Caring for people’s bodies mattered to Jesus, that’s true.  Yet, it is important to note the common thread in Jesus’s healing ministry is that the person left the encounter feeling good about what took place.  A bodily cure is something some of us will never receive.  The goal of Jesus’s healing ministry allowed people to have deeper integration into community, a growing connection to Jesus and a meaningful life path.  

What would it mean, if we as individuals and as a community that follows Jesus, shift our focus off a cure and onto healing.  What would it mean to make space for this kind of healing?

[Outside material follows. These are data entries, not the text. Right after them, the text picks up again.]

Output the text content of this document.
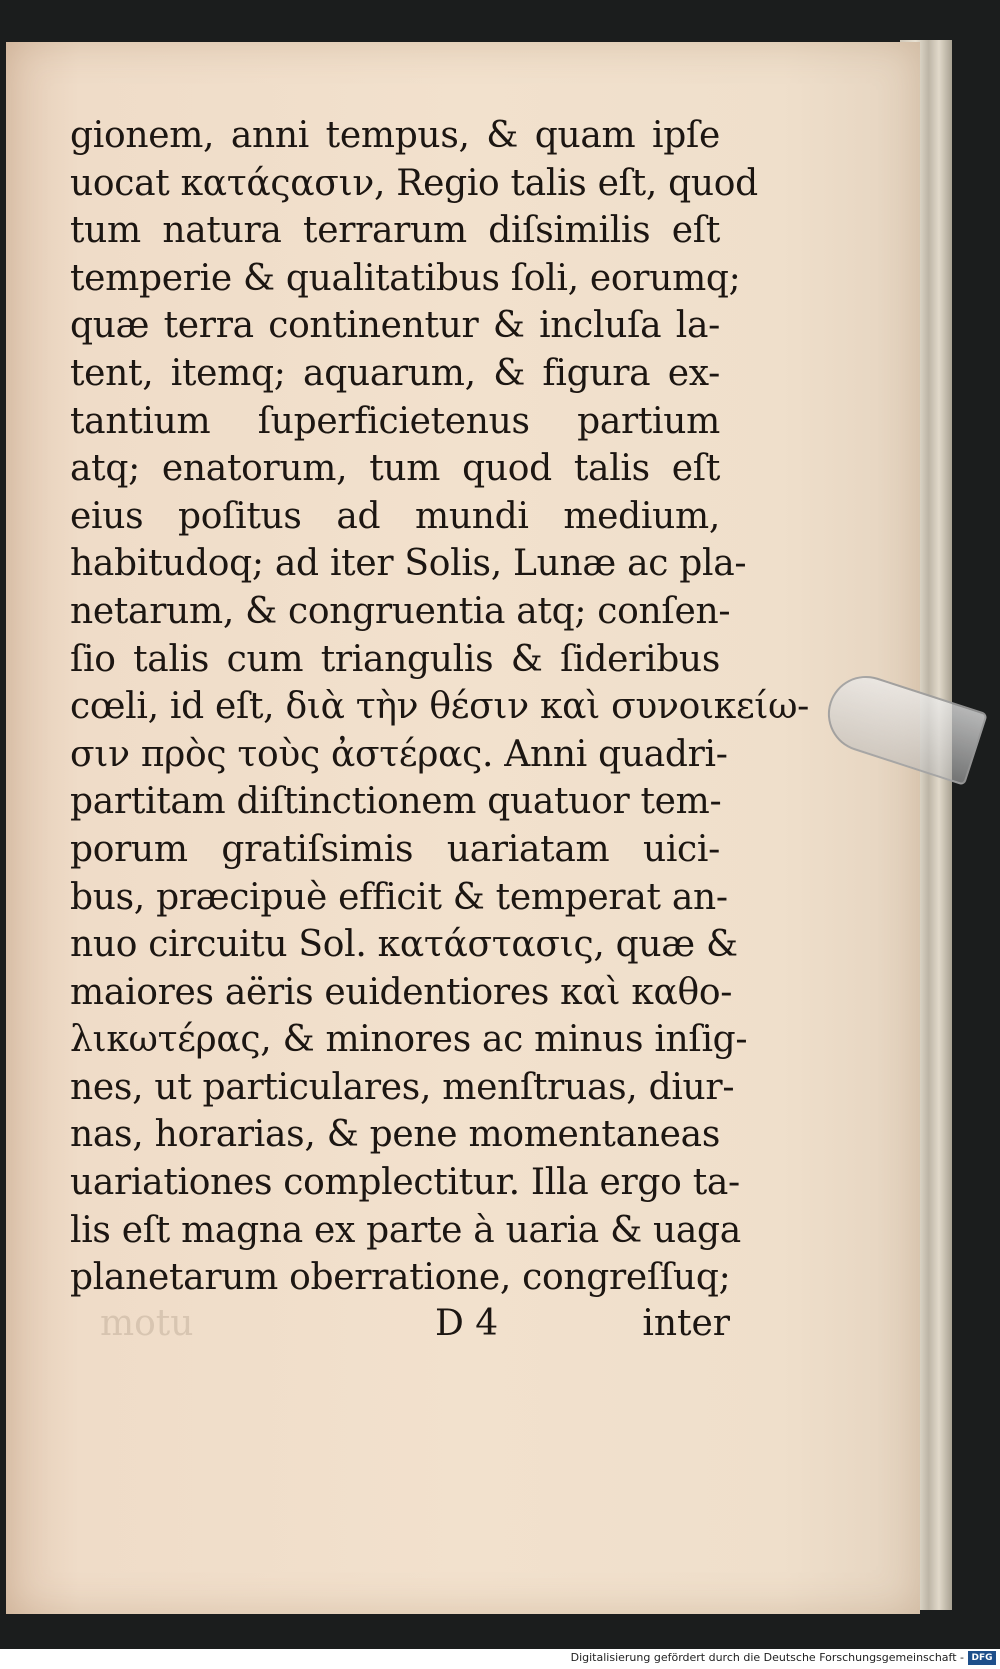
gionem, anni tempus, & quam ipſe
uocat κατάςασιν, Regio talis eſt, quod
tum natura terrarum diſsimilis eſt
temperie & qualitatibus ſoli, eorumq;
quæ terra continentur & incluſa la-
tent, itemq; aquarum, & figura ex-
tantium ſuperficietenus partium
atq; enatorum, tum quod talis eſt
eius poſitus ad mundi medium,
habitudoq; ad iter Solis, Lunæ ac pla-
netarum, & congruentia atq; conſen-
ſio talis cum triangulis & ſideribus
cœli, id eſt, διὰ τὴν θέσιν καὶ συνοικείω-
σιν πρὸς τοὺς ἀστέρας. Anni quadri-
partitam diſtinctionem quatuor tem-
porum gratiſsimis uariatam uici-
bus, præcipuè efficit & temperat an-
nuo circuitu Sol. κατάστασις, quæ &
maiores aëris euidentiores καὶ καθο-
λικωτέρας, & minores ac minus inſig-
nes, ut particulares, menſtruas, diur-
nas, horarias, & pene momentaneas
uariationes complectitur. Illa ergo ta-
lis eſt magna ex parte à uaria & uaga
planetarum oberratione, congreſſuq;
motu	D 4	inter
Digitalisierung gefördert durch die Deutsche Forschungsgemeinschaft - DFG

Let me just say, a word here, to those who find themselves in the same boat with me.  Please don’t let the people who act like Job’s wife who said, “Curse God and die.” convince you to give up on God.. I encourage you when others tell you to or you feel like giving up on God, be like Job, don’t.  

Even when you don’t get the cure, Jesus can provide healing.  Like the woman who came to Jesus with an issue of blood for 12 years, that separated her from community.  The text tells us, Jesus saw her, even amidst the smothering crowds.  And for her, like me, and maybe like you, you need to touch Jesus to be healed.  Long distance doesn’t work, pretending I don’t need Jesus doesn’t work, and cutting him off doesn’t decrease my interior and exterior pain, it just adds to it.

There is much more to say about healing, and chronic and terminal illnesses and more things I can say after 27 years of thought.  Yet, I must finish for now before this sermon length is 27 years.

Let me end for now, by offering to you a thank you for the opportunity to be seen.  Thank you for making the last 17 minutes safe through your listening, and I look forward to joining with you in providing others the third final thing we all need – soothing.  May God help us do just that!  Amen and Amen.